Friday, February 20, 2015

Journal Entry Week 6~

This week what really stood out to me from our reading was a quote from President Gordon B. Hinckley.  It says,” No one has a greater interest in your welfare, in your happiness, in your future than do your mothers and fathers. They are of a prior generation. That is true. But they were once the age that you are now. Your problems are not substantially different from what theirs were. If they occasionally place restrictions on you, it is because they see danger down the road. Listen to them. What they ask you to do may not be to your liking. But you will be much happier if you do it. Your mother is your best friend. Never forget that. She gave you life. She cared for you, nurtured you, nursed you when you were sick, and looked after your every need. Listen to her now. Talk with her candidly and confidentially.
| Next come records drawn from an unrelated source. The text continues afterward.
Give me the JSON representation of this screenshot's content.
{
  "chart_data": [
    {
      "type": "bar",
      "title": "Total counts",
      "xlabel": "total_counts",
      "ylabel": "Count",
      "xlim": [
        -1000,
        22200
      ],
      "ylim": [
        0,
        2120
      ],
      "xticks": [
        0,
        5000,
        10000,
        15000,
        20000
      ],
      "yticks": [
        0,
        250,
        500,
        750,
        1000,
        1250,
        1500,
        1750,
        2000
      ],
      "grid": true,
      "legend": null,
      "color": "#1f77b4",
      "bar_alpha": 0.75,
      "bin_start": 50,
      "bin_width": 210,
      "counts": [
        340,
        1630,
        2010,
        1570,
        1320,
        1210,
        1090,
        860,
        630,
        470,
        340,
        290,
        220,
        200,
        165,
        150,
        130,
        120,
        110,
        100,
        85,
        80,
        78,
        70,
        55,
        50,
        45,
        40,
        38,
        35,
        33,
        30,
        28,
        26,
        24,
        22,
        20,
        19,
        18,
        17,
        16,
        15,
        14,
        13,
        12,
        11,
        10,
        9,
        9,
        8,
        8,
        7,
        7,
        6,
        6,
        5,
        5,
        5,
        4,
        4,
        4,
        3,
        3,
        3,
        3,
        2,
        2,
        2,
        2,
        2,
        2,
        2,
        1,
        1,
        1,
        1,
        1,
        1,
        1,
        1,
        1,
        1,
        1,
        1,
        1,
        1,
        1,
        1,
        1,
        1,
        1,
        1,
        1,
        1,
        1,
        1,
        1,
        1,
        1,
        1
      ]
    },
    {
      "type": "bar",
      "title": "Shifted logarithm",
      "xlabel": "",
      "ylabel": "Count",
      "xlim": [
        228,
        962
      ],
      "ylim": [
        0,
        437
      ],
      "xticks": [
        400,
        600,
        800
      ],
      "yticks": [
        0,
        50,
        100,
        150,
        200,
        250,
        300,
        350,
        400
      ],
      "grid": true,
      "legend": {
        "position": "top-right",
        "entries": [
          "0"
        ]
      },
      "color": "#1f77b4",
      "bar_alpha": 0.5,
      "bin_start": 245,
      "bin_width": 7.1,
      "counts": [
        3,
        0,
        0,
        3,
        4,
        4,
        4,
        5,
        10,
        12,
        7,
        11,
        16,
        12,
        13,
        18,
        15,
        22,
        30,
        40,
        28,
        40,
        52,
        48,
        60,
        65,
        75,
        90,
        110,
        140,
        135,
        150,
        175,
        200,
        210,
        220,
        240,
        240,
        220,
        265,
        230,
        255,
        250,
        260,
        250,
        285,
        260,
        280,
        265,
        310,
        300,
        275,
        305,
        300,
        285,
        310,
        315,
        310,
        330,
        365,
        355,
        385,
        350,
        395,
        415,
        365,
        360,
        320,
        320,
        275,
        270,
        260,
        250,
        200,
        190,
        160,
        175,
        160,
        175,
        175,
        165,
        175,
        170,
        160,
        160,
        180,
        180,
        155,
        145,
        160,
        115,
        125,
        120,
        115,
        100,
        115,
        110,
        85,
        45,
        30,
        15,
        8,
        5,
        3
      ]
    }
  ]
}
You will find that she will keep your confidence and that her wisdom will prove to be wonderful.” 
As I read this quote, my first thought was that it is directed to traditional students, not older students.  As a mother of 5 I would like my children to read and understand this concept.  However, having been a young adult I realize that until they are parents they really don’t comprehend how invested we are in them.  I think the bigger picture here is that our Father in Heaven loves us this deeply, and even more.  Being able to go to him with all our concerns and be able to be candid is what he desires.  This was a great reminder to me of the relationship I want to build with my Father in Heaven. 
Then second lesson that really stuck with me is the concept Kawasaki lectured about when he said entrepreneurs want to change the world, the don’t really seek after the money.  I agree with this philosophy, and think that truly passionate people build on that passion and end up making money.  In America the point of earning money has been so emphasized that we have forgot the purpose of hard work.   This is evident in the report where CEO’s in America make sometimes 400 times the wages of their lowest paid workers.  This speaks to the greed of America, and is really something our country should be ashamed of.